August 21, 2008
   
  Mafia Pricing In The N=1, R=G Family
Posted by Praveen Suthrum | May 27, 2008

Shame, shame. I'm sitting at the SJC airport in the great Valley of Silicon and it does not breath free wireless. San Diego's commuter terminal is better (net = blazing free). But my cry for freedom is not about wireless connectivity but web-based software in general. I was recently at a meeting with an executive representative of a software vendor. After getting past the initial courtesies we hosed each other with differing views on pricing and value.

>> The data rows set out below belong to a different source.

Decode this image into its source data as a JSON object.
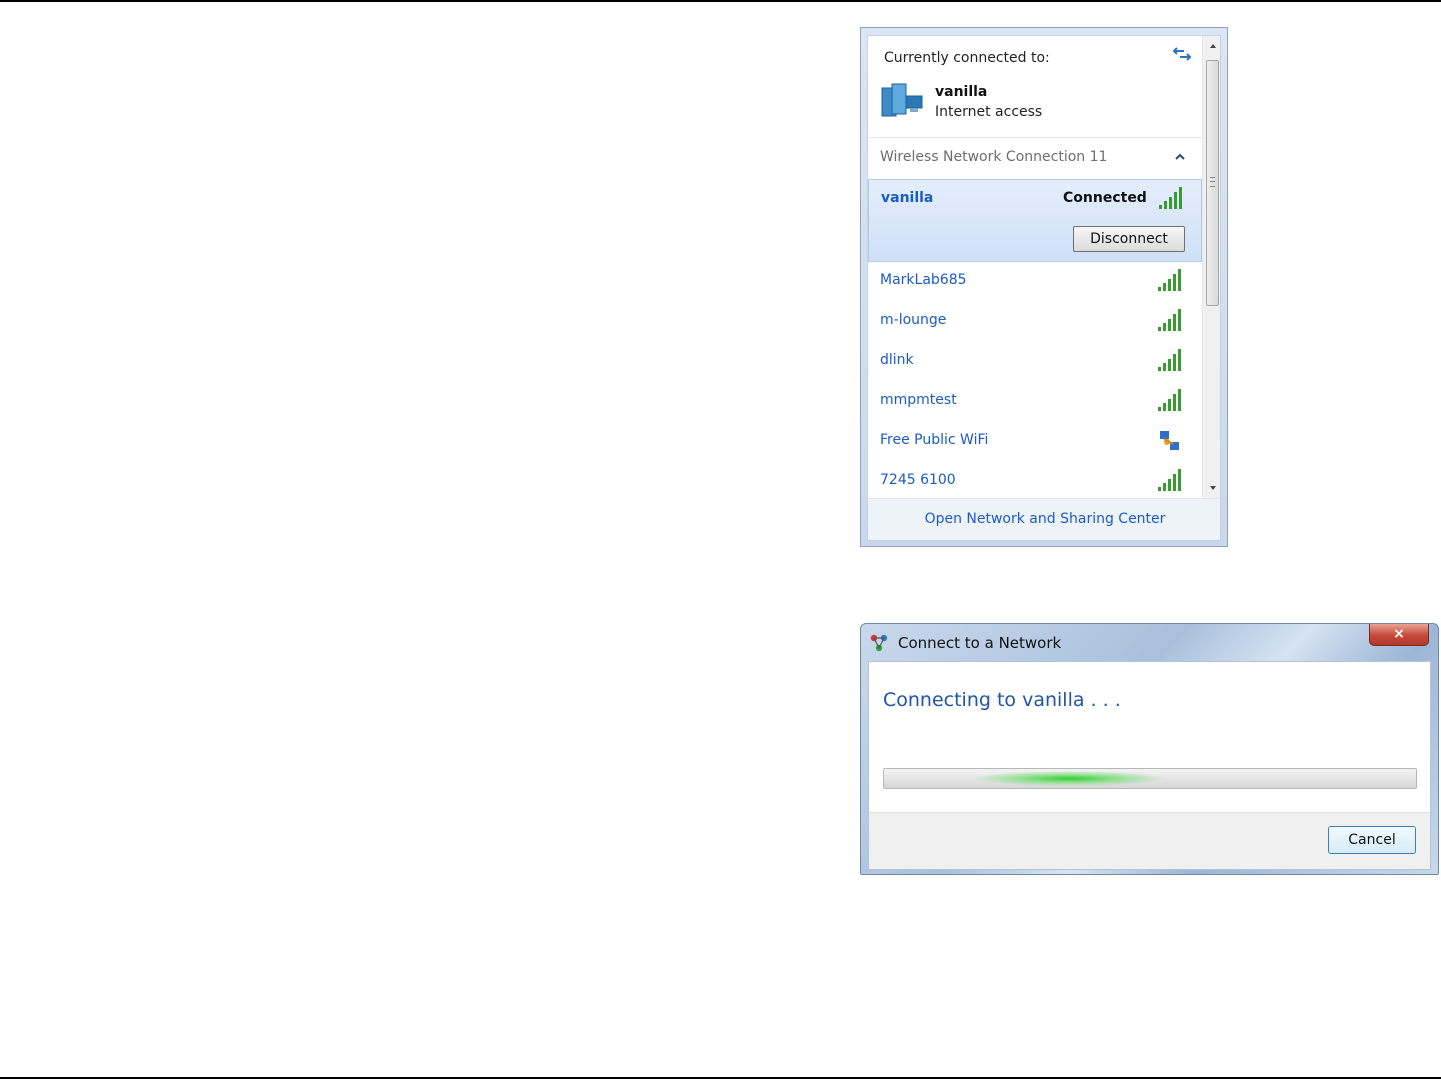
{
  "network_flyout": {
    "currently_connected_label": "Currently connected to:",
    "current_network": {
      "name": "vanilla",
      "status": "Internet access"
    },
    "adapter_label": "Wireless Network Connection 11",
    "selected_network": {
      "name": "vanilla",
      "status": "Connected",
      "signal_bars": 5,
      "disconnect_label": "Disconnect"
    },
    "networks": [
      {
        "name": "MarkLab685",
        "signal": "bars",
        "signal_bars": 5
      },
      {
        "name": "m-lounge",
        "signal": "bars",
        "signal_bars": 5
      },
      {
        "name": "dlink",
        "signal": "bars",
        "signal_bars": 5
      },
      {
        "name": "mmpmtest",
        "signal": "bars",
        "signal_bars": 5
      },
      {
        "name": "Free Public WiFi",
        "signal": "ad-hoc-icon"
      },
      {
        "name": "7245 6100",
        "signal": "bars",
        "signal_bars": 5
      }
    ],
    "footer_link": "Open Network and Sharing Center",
    "icons": [
      "refresh-icon",
      "network-computer-icon",
      "collapse-up-icon",
      "signal-bars-icon",
      "ad-hoc-network-icon",
      "scroll-up-icon",
      "scroll-down-icon"
    ]
  },
  "connect_dialog": {
    "title": "Connect to a Network",
    "close_label": "×",
    "message": "Connecting to vanilla . . .",
    "cancel_label": "Cancel",
    "progress": "indeterminate",
    "colors": {
      "message": "#1f54a6",
      "progress_glow": "#28cd28"
    }
  },
  "colors": {
    "link": "#1a5bc4",
    "selection": "#cfe0f7"
  }
}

What triggered our tic-tac-toe was nothing dramatic, really. I wanted the software to get cheaper (real cheap) with a boatload of absurd new features. And he, naturally, not. The Internet world has spoilt me with so much free love that paying for anything seems sacrilegious (let alone a high monthly price). But not everyone can monitor what you are doing on the sly and run related ads to make money. So is there a different approach to pricing in the N=1 and R=G world where everyone wins?

To start with, pricing is a delicate matter but it has a universal rule: Value must be greater than price. Ever found yourself standing in line at Starbucks at some random airport? Any self-respecting coffee sipper will tell you that you are buying mediocre coffee. And we already know that it's overpriced. But the value -- be it wrapping your fingers around the Starbucks logo (which by the way evolved from a topless siren) in your hand or the consistent taste of un-Italian lattes or the glowing faces of the baristas garbed in black and green or the vague coffee-shop music (whatever you perceive as value) -- that value is greater than the pain of standing in line and paying extra for a near-empty, froth-filled cup of "tall" cappuccino. No one complains.

Let's look at two polar pricing models in the N=1, R=G globe. One is pay-per-use pricing and the other is what I'll call as mafia pricing.

The introductory pages of the book deal with pay-as-you-use truck tires -- not sold as a product but as a solution. You treat it nice, you pay less; you treat it rough, you pay more. Similarly, insurance for diabetics: You comply (exercise, test your numbers, swallow pills), you pay less; you don't comply (get fat, increase your numbers, spit out pills), pay more. Can this brick-world innovation be brought to software? Instead of a mere monthly subscription model, can there be an as-much-as-you-use approach to functionality and price?

The other approach to N=1, R=G life is mafia pricing. Think for a moment about the over-priced, over-marketed, over-sold iPhone. When you buy one, you aren't buying a stand-alone device but you are tapping into an ecosystem of vendors -- some free, some paid, some stupid, some nice (like family, see?).

My buddy in Redmond is prepared to chuck his clunky Windows-enabled device to view videos of his newborn on the sexy wide screen of the upcoming 3-G iPhone. He wants to connect to YouTube on the go and upload clips for his family to see. He wants it for music, writing on his blog, reading celebrity gossip and business newspapers, checking Google maps, playing games, chatting, and surely monologuing with his baby. As time passes, Apple will continue to expand its ecosystem. The iPod today is more like an iPhone minus the phone. As the R=G ecosystem widens, the value to the customer overwhelmingly expands and he stays in the family. Welcome to the Apple mafia!

Price is a non-issue in these examples. Why? Because the models somehow bring a degree of fairness to both buyer and seller. When a customer questions price, it signals a message deeper than money. It's a sign that the value is on the sitting end of the price-value see-saw. There was possibly value at the time of sale but that value stayed static while the rest of world twirled and whirled until the customer realized that, hey, the other guys are getting more for less. Several companies also think up Godfather pricing for their customer, where they play Don Corleone, pull out a gun and make an offer he can't refuse. But eventually, dons die too.